Antigo estaleiro é centro de interpretação
Doado pelo mestre José Duarte da Silva, conhecido em Pardilhó por José Pitarma e pela família de Diniz Tavares de Matos, o antigo estaleiro tradicional em madeira onde durante meio século se construíram e repararam barcos de recreio, foi reerguido e transformado em Centro de Interpretação da Construção Naval e sede da Estação Náutica de Estarreja. Fruto do esforço da Câmara Municipal de Estarreja em salvaguardar o vasto e rico património material e imaterial ligado à construção naval, preservando, assim, a história local e “privilegiando a memória da Construção Naval”, realçou o Presidente da Câmara Municipal de Estarreja, Diamantino Sabina, presente no primeiro dia de aulas.
Este curso profissional visa incutir esta paixão nos formandos, contribuindo para preservar um património significativo para as gentes ligadas à Ria e representativo da proximidade à zona ribeirinha e da “ligação intrínseca à Ria de Aveiro e à construção naval”, disse Diamantino Sabina, acreditando que este seja um projeto de continuidade. Para o autarca, ter pessoas interessadas em obter o conhecimento da arte e do saber-fazer é uma conquista. Mesmo que daqui não saiam futuros carpinteiros navais, a transmissão do conhecimento será assegurada e, quem sabe, este pode ser o embrião para outras navegações. Diamantino Sabina lançou o desafio aos alunos para a criação de uma empresa de construção naval artesanal.
A construção de barcos em madeira no concelho remonta ao século XIX
O Concelho de Estarreja, sempre teve uma ligação direta com a Ria de Aveiro, através dos seus inúmeros esteiros e canais, nas várias freguesias. A freguesia de Pardilhó, situada à margem dos grandes eixos rodoviários e fortemente marcada pela importância dos seus esteiros, particularmente da Ribeira da Aldeia, do Nacinho, das Bulhas e das Teixugueiras, sempre foi uma terra dedicada à agricultura.
A sua direta ligação à Ria fez com que se desenvolvesse a indústria da construção naval, de cujos estaleiros saíram os Moliceiros, que sulcando águas com toda a sua elegância e magnificência cumpriram a tarefa única da apanha do moliço, e os barcos mercantéis, autênticos pioneiros e suportes do tráfego comercial entre Aveiro e as comunidades ribeirinhas, sobretudo no transporte do sal e de materiais de construção civil.
Segundo a Estatística Industrial do Distrito de Aveiro, de 1867, o concelho de Estarreja que então abrangia a Murtosa, registou o lançamento à água de 85 barcos, entre os quais barcos grandes de pesca no mar.
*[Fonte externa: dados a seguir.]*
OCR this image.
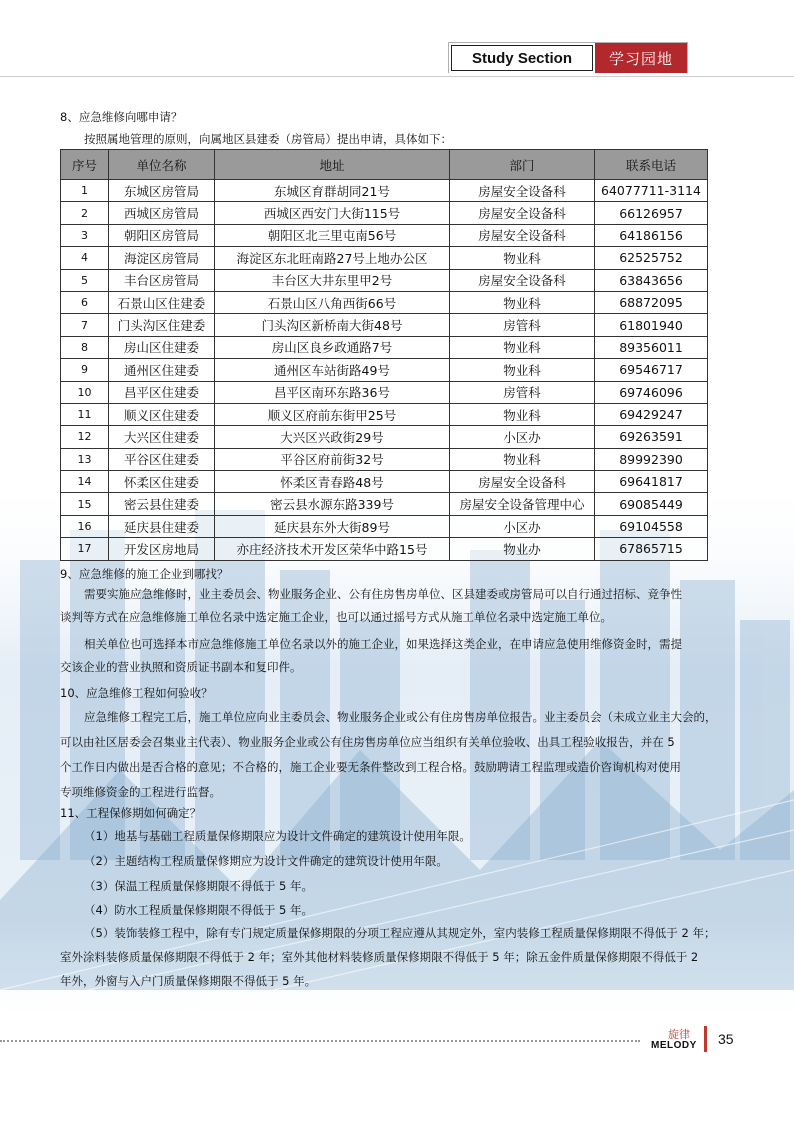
Study Section	学习园地
8、应急维修向哪申请？
按照属地管理的原则，向属地区县建委（房管局）提出申请，具体如下：
序号	单位名称	地址	部门	联系电话
1	东城区房管局	东城区育群胡同21号	房屋安全设备科	64077711-3114
2	西城区房管局	西城区西安门大街115号	房屋安全设备科	66126957
3	朝阳区房管局	朝阳区北三里屯南56号	房屋安全设备科	64186156
4	海淀区房管局	海淀区东北旺南路27号上地办公区	物业科	62525752
5	丰台区房管局	丰台区大井东里甲2号	房屋安全设备科	63843656
6	石景山区住建委	石景山区八角西街66号	物业科	68872095
7	门头沟区住建委	门头沟区新桥南大街48号	房管科	61801940
8	房山区住建委	房山区良乡政通路7号	物业科	89356011
9	通州区住建委	通州区车站街路49号	物业科	69546717
10	昌平区住建委	昌平区南环东路36号	房管科	69746096
11	顺义区住建委	顺义区府前东街甲25号	物业科	69429247
12	大兴区住建委	大兴区兴政街29号	小区办	69263591
13	平谷区住建委	平谷区府前街32号	物业科	89992390
14	怀柔区住建委	怀柔区青春路48号	房屋安全设备科	69641817
15	密云县住建委	密云县水源东路339号	房屋安全设备管理中心	69085449
16	延庆县住建委	延庆县东外大街89号	小区办	69104558
17	开发区房地局	亦庄经济技术开发区荣华中路15号	物业办	67865715
9、应急维修的施工企业到哪找？
需要实施应急维修时，业主委员会、物业服务企业、公有住房售房单位、区县建委或房管局可以自行通过招标、竞争性
谈判等方式在应急维修施工单位名录中选定施工企业，也可以通过摇号方式从施工单位名录中选定施工单位。
相关单位也可选择本市应急维修施工单位名录以外的施工企业，如果选择这类企业，在申请应急使用维修资金时，需提
交该企业的营业执照和资质证书副本和复印件。
10、应急维修工程如何验收？
应急维修工程完工后，施工单位应向业主委员会、物业服务企业或公有住房售房单位报告。业主委员会（未成立业主大会的，
可以由社区居委会召集业主代表）、物业服务企业或公有住房售房单位应当组织有关单位验收、出具工程验收报告，并在 5
个工作日内做出是否合格的意见；不合格的，施工企业要无条件整改到工程合格。鼓励聘请工程监理或造价咨询机构对使用
专项维修资金的工程进行监督。
11、工程保修期如何确定？
（1）地基与基础工程质量保修期限应为设计文件确定的建筑设计使用年限。
（2）主题结构工程质量保修期应为设计文件确定的建筑设计使用年限。
（3）保温工程质量保修期限不得低于 5 年。
（4）防水工程质量保修期限不得低于 5 年。
（5）装饰装修工程中，除有专门规定质量保修期限的分项工程应遵从其规定外，室内装修工程质量保修期限不得低于 2 年；
室外涂料装修质量保修期限不得低于 2 年；室外其他材料装修质量保修期限不得低于 5 年；除五金件质量保修期限不得低于 2
年外，外窗与入户门质量保修期限不得低于 5 年。
旋律
MELODY 35
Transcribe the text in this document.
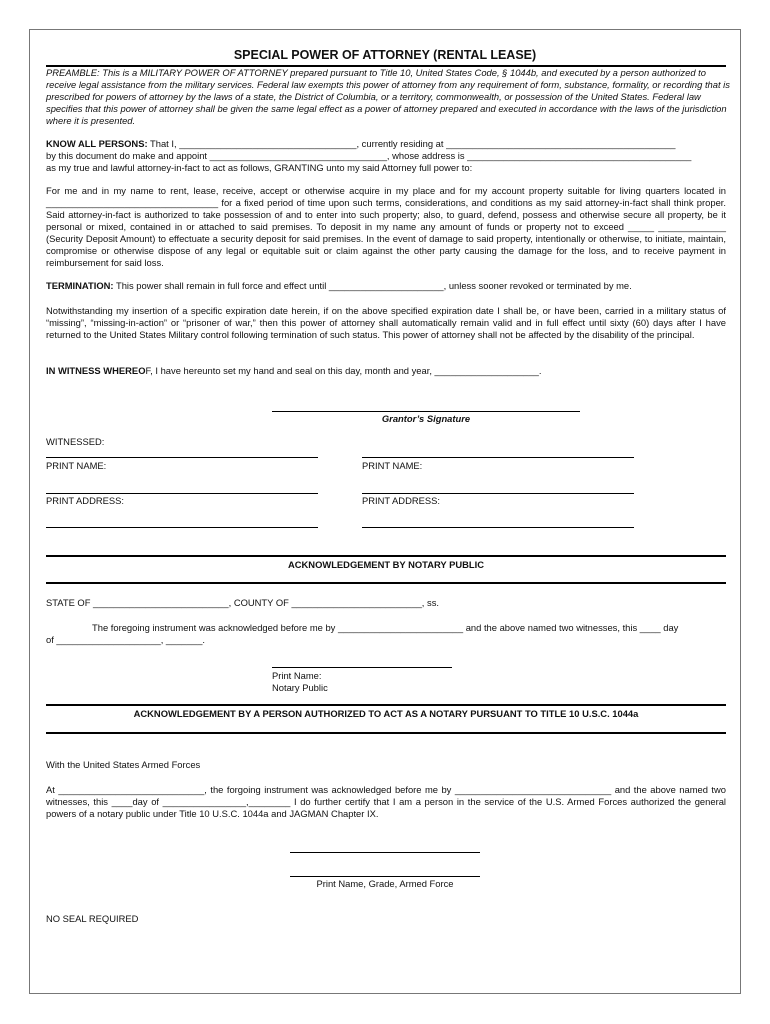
SPECIAL POWER OF ATTORNEY (RENTAL LEASE)
PREAMBLE: This is a MILITARY POWER OF ATTORNEY prepared pursuant to Title 10, United States Code, § 1044b, and executed by a person authorized to receive legal assistance from the military services. Federal law exempts this power of attorney from any requirement of form, substance, formality, or recording that is prescribed for powers of attorney by the laws of a state, the District of Columbia, or a territory, commonwealth, or possession of the United States. Federal law specifies that this power of attorney shall be given the same legal effect as a power of attorney prepared and executed in accordance with the laws of the jurisdiction where it is presented.
KNOW ALL PERSONS: That I, __________________________________, currently residing at ____________________________________________
by this document do make and appoint __________________________________, whose address is ___________________________________________
as my true and lawful attorney-in-fact to act as follows, GRANTING unto my said Attorney full power to:
For me and in my name to rent, lease, receive, accept or otherwise acquire in my place and for my account property suitable for living quarters located in _________________________________ for a fixed period of time upon such terms, considerations, and conditions as my said attorney-in-fact shall think proper. Said attorney-in-fact is authorized to take possession of and to enter into such property; also, to guard, defend, possess and otherwise secure all property, be it personal or mixed, contained in or attached to said premises. To deposit in my name any amount of funds or property not to exceed _____ _____________ (Security Deposit Amount) to effectuate a security deposit for said premises. In the event of damage to said property, intentionally or otherwise, to initiate, maintain, compromise or otherwise dispose of any legal or equitable suit or claim against the other party causing the damage for the loss, and to receive payment in reimbursement for said loss.
TERMINATION: This power shall remain in full force and effect until ______________________, unless sooner revoked or terminated by me.
Notwithstanding my insertion of a specific expiration date herein, if on the above specified expiration date I shall be, or have been, carried in a military status of “missing”, “missing-in-action” or “prisoner of war,” then this power of attorney shall automatically remain valid and in full effect until sixty (60) days after I have returned to the United States Military control following termination of such status. This power of attorney shall not be affected by the disability of the principal.
IN WITNESS WHEREOF, I have hereunto set my hand and seal on this day, month and year, ____________________.
Grantor’s Signature
WITNESSED:
PRINT NAME:	PRINT NAME:
PRINT ADDRESS:	PRINT ADDRESS:
ACKNOWLEDGEMENT BY NOTARY PUBLIC
STATE OF __________________________, COUNTY OF _________________________, ss.
The foregoing instrument was acknowledged before me by ________________________ and the above named two witnesses, this ____ day
of ____________________, _______.
Print Name:
Notary Public
ACKNOWLEDGEMENT BY A PERSON AUTHORIZED TO ACT AS A NOTARY PURSUANT TO TITLE 10 U.S.C. 1044a
With the United States Armed Forces
At ____________________________, the forgoing instrument was acknowledged before me by ______________________________ and the above named two witnesses, this ____day of ________________,________ I do further certify that I am a person in the service of the U.S. Armed Forces authorized the general powers of a notary public under Title 10 U.S.C. 1044a and JAGMAN Chapter IX.
Print Name, Grade, Armed Force
NO SEAL REQUIRED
No início do século XX, a carpintaria naval intensificou-se, com o aumento do lançamento à água de várias embarcações. O engenho e destreza dos mestres e a abundância da mão-de-obra especializada justificou a fixação em Pardilhó, em 1937, da sede do Sindicato Nacional dos Carpinteiros Navais do Distrito de Aveiro.
Na década de 40/50 havia, só em Pardilhó, mais de 30 carpinteiros navais no ativo. A arte foi passando, de geração em geração, com instrução pelos velhos mestres e os estaleiros servindo de escola aos novos aprendizes. A Carpintaria Naval foi a atividade económica mais significativa da história de Pardilhó.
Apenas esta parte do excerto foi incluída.